One of the hints that reverberation lies at the root of distance perception comes from animals that are true experts at three-dimensional auditory perception: bats and dolphins. They evolved echolocation, which is really just a souped-up version of reverberation analysis. They generate a sound pulse and analyze the returning echo.
People also have a version of echolocation, though we are novices compared to bats. It used to be called facial vision before anybody knew what it was. If you blindfold someone and tell her to walk carefully forward and stop before hitting an obstacle, she’ll probably manage to stop before disjointing her nose on a wall. She won’t necessarily know how she does it. People report feeling something like a warning prickle on the face or a shadow in their minds.
I’m reminded of a short story by Roald Dahl, The Wonderful Story of Henry Sugar. It’s about a mystic who develops his facial vision to an amazing degree. In a moment of hubris he has wads of dough plopped over his eyes and then linen wrapped around and around his head until he looks like a mummy from the neck up. To the astonishment of the spectators, he gets on a bicycle and weaves effortlessly in and out of traffic. Well, that’s fiction. And it’s Roald Dahl, too, so we can expect the exaggeration.
In reality, facial sense can give you a vague impression of nearby looming objects. It can also be blocked by a simple intervention. If the mystic had put the dough in his ears, he would have been hopeless getting around. Facial sense, when put to experimental test, depends on subtle sounds generated by the body—breathing, rustling of clothes—and the reverberation of those sounds from nearby surfaces. We don’t consciously realize that it has anything to do with sound. That processing is somehow under the surface of awareness. The experience seems more like a spooky kind of shadow vision without eyes, or like a subtle warmth on the face.
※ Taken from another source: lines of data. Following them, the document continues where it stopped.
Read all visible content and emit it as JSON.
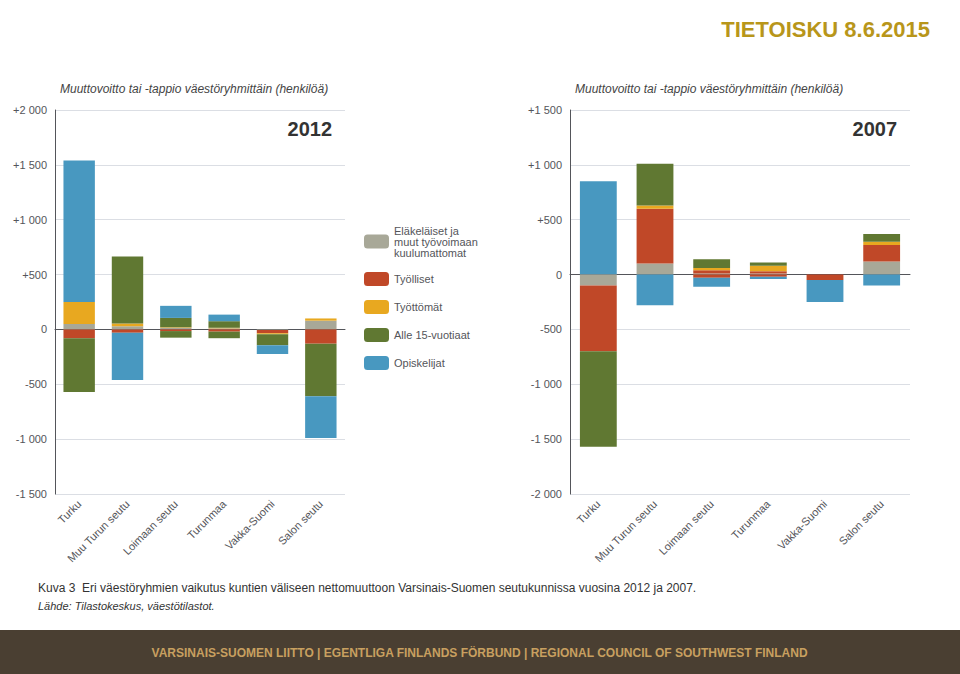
{
  "chart_data": [
    {
      "type": "bar",
      "stacked": true,
      "grid": true,
      "legend": "right",
      "title": "Muuttovoitto tai -tappio väestöryhmittäin (henkilöä)",
      "annotations": [
        "2012"
      ],
      "categories": [
        "Turku",
        "Muu Turun seutu",
        "Loimaan seutu",
        "Turunmaa",
        "Vakka-Suomi",
        "Salon seutu"
      ],
      "ylim": [
        -1500,
        2000
      ],
      "yticks": [
        {
          "value": -1500,
          "label": "-1 500"
        },
        {
          "value": -1000,
          "label": "-1 000"
        },
        -500,
        0,
        {
          "value": 500,
          "label": "+500"
        },
        {
          "value": 1000,
          "label": "+1 000"
        },
        {
          "value": 1500,
          "label": "+1 500"
        },
        {
          "value": 2000,
          "label": "+2 000"
        }
      ],
      "series": [
        {
          "name": "Eläkeläiset ja\nmuut työvoimaan\nkuulumattomat",
          "color": "#a8a898",
          "values": [
            50,
            30,
            15,
            10,
            0,
            80
          ]
        },
        {
          "name": "Työlliset",
          "color": "#c04828",
          "values": [
            0,
            0,
            0,
            0,
            0,
            0
          ]
        },
        {
          "name": "Työttömät",
          "color": "#e8a820",
          "values": [
            200,
            25,
            5,
            5,
            0,
            20
          ]
        },
        {
          "name": "Alle 15-vuotiaat",
          "color": "#607832",
          "values": [
            0,
            610,
            85,
            60,
            0,
            0
          ]
        },
        {
          "name": "Opiskelijat",
          "color": "#4898c0",
          "values": [
            1290,
            0,
            110,
            60,
            0,
            0
          ]
        },
        {
          "name": "Eläkeläiset ja\nmuut työvoimaan\nkuulumattomat",
          "color": "#a8a898",
          "values": [
            0,
            0,
            0,
            0,
            -5,
            0
          ]
        },
        {
          "name": "Työlliset",
          "color": "#c04828",
          "values": [
            -80,
            -30,
            -15,
            -20,
            -30,
            -130
          ]
        },
        {
          "name": "Työttömät",
          "color": "#e8a820",
          "values": [
            0,
            0,
            0,
            0,
            -10,
            0
          ]
        },
        {
          "name": "Alle 15-vuotiaat",
          "color": "#607832",
          "values": [
            -490,
            0,
            -60,
            -60,
            -100,
            -480
          ]
        },
        {
          "name": "Opiskelijat",
          "color": "#4898c0",
          "values": [
            0,
            -430,
            0,
            0,
            -80,
            -380
          ]
        }
      ]
    },
    {
      "type": "bar",
      "stacked": true,
      "grid": true,
      "title": "Muuttovoitto tai -tappio väestöryhmittäin (henkilöä)",
      "annotations": [
        "2007"
      ],
      "categories": [
        "Turku",
        "Muu Turun seutu",
        "Loimaan seutu",
        "Turunmaa",
        "Vakka-Suomi",
        "Salon seutu"
      ],
      "ylim": [
        -2000,
        1500
      ],
      "yticks": [
        {
          "value": -2000,
          "label": "-2 000"
        },
        {
          "value": -1500,
          "label": "-1 500"
        },
        {
          "value": -1000,
          "label": "-1 000"
        },
        -500,
        0,
        {
          "value": 500,
          "label": "+500"
        },
        {
          "value": 1000,
          "label": "+1 000"
        },
        {
          "value": 1500,
          "label": "+1 500"
        }
      ],
      "series": [
        {
          "name": "Eläkeläiset ja\nmuut työvoimaan\nkuulumattomat",
          "color": "#a8a898",
          "values": [
            0,
            100,
            10,
            10,
            0,
            120
          ]
        },
        {
          "name": "Työlliset",
          "color": "#c04828",
          "values": [
            0,
            500,
            30,
            20,
            0,
            150
          ]
        },
        {
          "name": "Työttömät",
          "color": "#e8a820",
          "values": [
            0,
            30,
            20,
            50,
            0,
            30
          ]
        },
        {
          "name": "Alle 15-vuotiaat",
          "color": "#607832",
          "values": [
            0,
            380,
            80,
            30,
            0,
            70
          ]
        },
        {
          "name": "Opiskelijat",
          "color": "#4898c0",
          "values": [
            850,
            0,
            0,
            0,
            0,
            0
          ]
        },
        {
          "name": "Eläkeläiset ja\nmuut työvoimaan\nkuulumattomat",
          "color": "#a8a898",
          "values": [
            -100,
            0,
            0,
            0,
            0,
            0
          ]
        },
        {
          "name": "Työlliset",
          "color": "#c04828",
          "values": [
            -600,
            0,
            -30,
            -20,
            -50,
            0
          ]
        },
        {
          "name": "Työttömät",
          "color": "#e8a820",
          "values": [
            0,
            0,
            0,
            0,
            0,
            0
          ]
        },
        {
          "name": "Alle 15-vuotiaat",
          "color": "#607832",
          "values": [
            -870,
            0,
            0,
            0,
            0,
            0
          ]
        },
        {
          "name": "Opiskelijat",
          "color": "#4898c0",
          "values": [
            0,
            -280,
            -80,
            -20,
            -200,
            -100
          ]
        }
      ]
    }
  ],
  "annotations": [
    "TIETOISKU 8.6.2015",
    "Kuva 3  Eri väestöryhmien vaikutus kuntien väliseen nettomuuttoon Varsinais-Suomen seutukunnissa vuosina 2012 ja 2007.",
    "Lähde: Tilastokeskus, väestötilastot.",
    "VARSINAIS-SUOMEN LIITTO | EGENTLIGA FINLANDS FÖRBUND | REGIONAL COUNCIL OF SOUTHWEST FINLAND"
  ]
}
The personal-space neurons that we studied, with their auditory and visual responses extending into the space around the head, joined to a strong tactile response on the face, begin to sound particularly relevant. I suspect that they form the basis of the mysterious facial sense. The neurons can be triggered by a variety of sensory sources and, once triggered, give a rough map of where objects lie around the body.